The people of North Carolina are about to find out if they have a governor with a mind and an agenda of his own or a weak and mostly ceremonial leader who is unwilling or unable to stand up to the legislative leaders of his own party when they threaten the well-being of the state.
Governor Pat McCrory is clearly unhappy with the budget the Senate passed last week. He said publicly that he is worried that the additional cuts it makes to state agencies will make it difficult for government to do its job. He is right.
He is also not thrilled with the Senate teacher pay proposal that gives an average of an 11 percent raise to teachers who give up career status protections and slashes almost $400 million in school spending to pay for it, including laying off 7,400 teacher assistants and cutting funding for school nurses.
McCrory’s plan recommended a two percent pay hike for most teachers with a larger raise for teachers just starting out, and he left the career status protections in place.
The Senate budget also includes no new funding to address the textbook crisis in the state. McCrory’s budget proposed $23 million in new funding, not nearly enough, but at least a start.
Senate leaders astonishingly slashed technology for funding for the courts too, despite massively outdated computer systems that threaten the administration of justice. McCrory proposed increased funding for the courts.
Then there is Medicaid. Senate leaders want to kick thousands of people who are aged, blind, or disabled off the health care program.
And the budget rejects McCrory’s painstakingly developed Medicaid reform efforts that expand Accountable Care Organizations to save money and improve patient care by building on the success of Community Care of North Carolina, an approach generally endorsed by medical providers and health care advocates.
The Senate ends Community Care completely, ignores the proposal about Accountable Care Organizations, and sets up a new entity outside the Department of Health and Human Services that has never been seriously discussed in any public setting.
There are plenty more horrible provisions in the Senate budget, too many to list, and McCrory’s own budget leaves much to be desired too.
But the Senate plan is in a regressive league of its own. It’s one of the most extreme budgets that has ever passed a chamber of the General Assembly.
It’s not clear where the House leadership stands or how Speaker Thom Tillis’ candidacy for the U.S. Senate will affect budget negotiations, but his desire to end the session as soon as possible is not a position of strength when trying to resolve budget disputes.
It’s likely that McCrory himself will have to play a prominent role in fending off the worst of the Senate proposals.
But is he up to it?
There are reasons to doubt it.
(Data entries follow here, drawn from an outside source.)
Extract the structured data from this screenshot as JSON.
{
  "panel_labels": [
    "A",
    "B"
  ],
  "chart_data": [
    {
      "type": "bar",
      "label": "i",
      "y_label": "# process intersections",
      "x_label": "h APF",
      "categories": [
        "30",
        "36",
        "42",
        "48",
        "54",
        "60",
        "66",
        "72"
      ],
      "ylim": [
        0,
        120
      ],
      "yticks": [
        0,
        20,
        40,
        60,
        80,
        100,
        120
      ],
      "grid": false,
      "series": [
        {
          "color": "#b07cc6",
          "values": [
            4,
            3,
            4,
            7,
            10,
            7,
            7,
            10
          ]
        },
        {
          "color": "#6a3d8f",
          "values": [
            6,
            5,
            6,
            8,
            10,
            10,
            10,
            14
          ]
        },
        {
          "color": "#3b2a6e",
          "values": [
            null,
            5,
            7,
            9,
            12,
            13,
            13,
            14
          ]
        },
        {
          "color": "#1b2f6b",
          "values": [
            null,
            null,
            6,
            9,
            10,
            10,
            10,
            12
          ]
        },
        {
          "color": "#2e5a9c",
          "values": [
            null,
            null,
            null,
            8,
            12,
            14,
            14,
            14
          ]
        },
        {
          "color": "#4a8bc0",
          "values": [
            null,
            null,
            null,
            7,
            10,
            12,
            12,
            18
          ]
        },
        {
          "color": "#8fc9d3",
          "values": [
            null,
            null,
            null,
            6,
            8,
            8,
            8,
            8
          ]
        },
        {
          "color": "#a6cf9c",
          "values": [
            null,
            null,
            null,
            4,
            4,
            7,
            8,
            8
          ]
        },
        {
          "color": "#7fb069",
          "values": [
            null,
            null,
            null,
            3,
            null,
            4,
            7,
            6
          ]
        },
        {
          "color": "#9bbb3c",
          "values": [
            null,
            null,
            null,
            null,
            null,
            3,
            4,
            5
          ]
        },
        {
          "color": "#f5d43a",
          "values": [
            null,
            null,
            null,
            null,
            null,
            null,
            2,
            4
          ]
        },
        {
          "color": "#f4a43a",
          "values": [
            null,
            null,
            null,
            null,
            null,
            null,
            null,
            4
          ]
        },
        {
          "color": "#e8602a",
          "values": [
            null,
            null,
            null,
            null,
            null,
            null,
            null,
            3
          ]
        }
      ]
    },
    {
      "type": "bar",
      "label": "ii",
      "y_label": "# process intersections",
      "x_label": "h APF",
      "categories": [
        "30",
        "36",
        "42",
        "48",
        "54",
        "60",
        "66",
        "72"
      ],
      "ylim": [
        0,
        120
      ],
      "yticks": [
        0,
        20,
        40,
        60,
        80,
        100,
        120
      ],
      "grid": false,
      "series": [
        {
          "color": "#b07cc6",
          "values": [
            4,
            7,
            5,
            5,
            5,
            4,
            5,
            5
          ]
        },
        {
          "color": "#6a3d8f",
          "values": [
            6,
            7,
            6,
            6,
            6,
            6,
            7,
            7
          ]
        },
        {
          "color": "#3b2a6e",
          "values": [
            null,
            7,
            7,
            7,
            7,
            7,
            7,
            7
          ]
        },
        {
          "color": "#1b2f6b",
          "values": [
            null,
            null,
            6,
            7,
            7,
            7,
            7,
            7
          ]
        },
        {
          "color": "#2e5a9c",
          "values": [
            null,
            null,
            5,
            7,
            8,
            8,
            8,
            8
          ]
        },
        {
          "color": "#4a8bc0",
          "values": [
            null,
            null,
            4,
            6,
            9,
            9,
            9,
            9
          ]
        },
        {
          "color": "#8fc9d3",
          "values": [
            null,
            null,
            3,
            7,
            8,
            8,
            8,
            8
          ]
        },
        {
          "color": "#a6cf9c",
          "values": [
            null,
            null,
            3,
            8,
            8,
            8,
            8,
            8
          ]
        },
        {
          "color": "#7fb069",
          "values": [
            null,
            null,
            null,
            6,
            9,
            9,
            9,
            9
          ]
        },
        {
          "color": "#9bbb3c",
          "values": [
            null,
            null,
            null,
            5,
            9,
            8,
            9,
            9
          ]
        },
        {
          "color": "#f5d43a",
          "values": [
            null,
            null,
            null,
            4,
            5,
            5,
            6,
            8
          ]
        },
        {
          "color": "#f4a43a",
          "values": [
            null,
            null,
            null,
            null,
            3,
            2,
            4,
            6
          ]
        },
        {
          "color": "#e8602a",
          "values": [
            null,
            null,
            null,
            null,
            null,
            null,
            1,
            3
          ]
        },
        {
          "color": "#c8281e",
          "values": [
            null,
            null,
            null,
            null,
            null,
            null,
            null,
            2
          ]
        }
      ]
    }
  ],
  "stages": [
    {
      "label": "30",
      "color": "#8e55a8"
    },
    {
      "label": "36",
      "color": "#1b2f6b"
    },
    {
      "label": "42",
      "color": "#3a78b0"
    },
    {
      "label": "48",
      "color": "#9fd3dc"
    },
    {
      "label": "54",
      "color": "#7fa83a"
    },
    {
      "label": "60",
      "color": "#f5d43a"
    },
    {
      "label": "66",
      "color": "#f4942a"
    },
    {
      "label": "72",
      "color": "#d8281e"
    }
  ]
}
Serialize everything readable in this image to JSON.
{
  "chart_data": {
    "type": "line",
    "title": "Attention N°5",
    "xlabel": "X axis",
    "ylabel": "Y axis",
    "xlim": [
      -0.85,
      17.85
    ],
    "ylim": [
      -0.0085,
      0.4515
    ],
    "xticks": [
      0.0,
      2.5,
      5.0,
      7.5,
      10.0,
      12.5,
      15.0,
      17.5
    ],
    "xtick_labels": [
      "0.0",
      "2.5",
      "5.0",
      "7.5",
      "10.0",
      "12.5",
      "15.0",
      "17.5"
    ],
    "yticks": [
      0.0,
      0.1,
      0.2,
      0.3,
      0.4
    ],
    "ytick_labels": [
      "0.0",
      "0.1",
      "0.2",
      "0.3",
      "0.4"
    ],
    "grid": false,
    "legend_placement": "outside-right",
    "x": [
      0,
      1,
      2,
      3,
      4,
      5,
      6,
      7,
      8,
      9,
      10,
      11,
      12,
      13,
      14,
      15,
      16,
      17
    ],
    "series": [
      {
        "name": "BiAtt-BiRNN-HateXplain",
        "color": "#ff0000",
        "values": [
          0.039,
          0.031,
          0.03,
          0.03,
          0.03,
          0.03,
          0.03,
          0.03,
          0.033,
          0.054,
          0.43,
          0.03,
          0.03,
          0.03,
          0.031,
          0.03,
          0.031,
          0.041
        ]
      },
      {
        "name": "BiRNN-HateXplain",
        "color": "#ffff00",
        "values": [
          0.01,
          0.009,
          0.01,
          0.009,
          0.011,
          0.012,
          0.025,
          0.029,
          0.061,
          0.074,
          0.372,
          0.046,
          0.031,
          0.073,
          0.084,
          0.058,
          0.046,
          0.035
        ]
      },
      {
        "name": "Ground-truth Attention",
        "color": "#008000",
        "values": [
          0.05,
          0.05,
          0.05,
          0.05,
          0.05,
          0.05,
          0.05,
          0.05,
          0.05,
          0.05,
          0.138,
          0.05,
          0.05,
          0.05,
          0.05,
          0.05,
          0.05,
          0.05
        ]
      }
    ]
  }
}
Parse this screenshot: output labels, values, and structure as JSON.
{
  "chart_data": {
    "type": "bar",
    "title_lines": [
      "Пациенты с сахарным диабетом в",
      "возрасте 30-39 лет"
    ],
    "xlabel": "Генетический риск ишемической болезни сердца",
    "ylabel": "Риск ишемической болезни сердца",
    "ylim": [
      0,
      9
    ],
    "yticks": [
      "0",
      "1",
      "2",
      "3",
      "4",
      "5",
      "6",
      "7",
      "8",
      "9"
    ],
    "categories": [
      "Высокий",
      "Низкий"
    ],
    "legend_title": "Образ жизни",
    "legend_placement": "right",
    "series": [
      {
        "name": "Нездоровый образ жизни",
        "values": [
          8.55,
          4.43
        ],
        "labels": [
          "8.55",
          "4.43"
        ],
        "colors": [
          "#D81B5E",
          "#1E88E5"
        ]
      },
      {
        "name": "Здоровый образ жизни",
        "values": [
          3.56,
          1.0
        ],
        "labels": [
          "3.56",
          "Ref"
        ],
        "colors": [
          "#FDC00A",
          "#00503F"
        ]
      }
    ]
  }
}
McCrory said clearly when campaigning for governor that he would not sign a bill that further restricted access to abortion services but last year he signed one anyway.
He vowed in his State of the State speech last year that any tax reform plan would be revenue neutral but then signed a tax cut bill that will cost the state $600 million a year.
And lawmakers easily overrode both of McCrory’s vetoes last year, an embarrassing outcome for the governor after news reports that he was working hard for the votes to sustain them.
Then there’s last week when McCrory took off to Charlotte as the Senate was preparing to pass the budget that he publicly criticized.
McCrory’s public schedule included a photo shoot and interview for the “Great Dogs of Charlotte” in the afternoon.
It might be a worthy cause, but it’s hard to believe the organizers of the photo session wouldn’t have understood if McCrory had asked to reschedule and spent the time instead pressuring Senators not to kick disabled people off of Medicaid.
Now the budget moves to the House where McCrory may have a little more influence. But in the end, someone is going to have to stand up to the increasingly far-right Senate leadership. And it will have to be McCrory.
He ran for governor promising to change the culture of Raleigh and to “step on the toes of the Right and the Left,” a phrase he still uses often in his appearances across the state.
It’s hard to think of a time when he has disappointed the Right, much less stood up to them. But this Senate budget is so bad, it’s not about stepping on toes or even about the Right of the Left.
It’s about maintaining some basic level of decency in the state, not stripping classrooms bare and kicking the most vulnerable people in our communities out in the street.
Surely McCrory realizes that. We’ll find out soon whether or not he can do something about it. We will find out if we actually have a governor.
Chris Fitzsimon is founder and executive director of N.C. Policy Watch, a progressive think tank affiliated with the North Carolina Justice Center.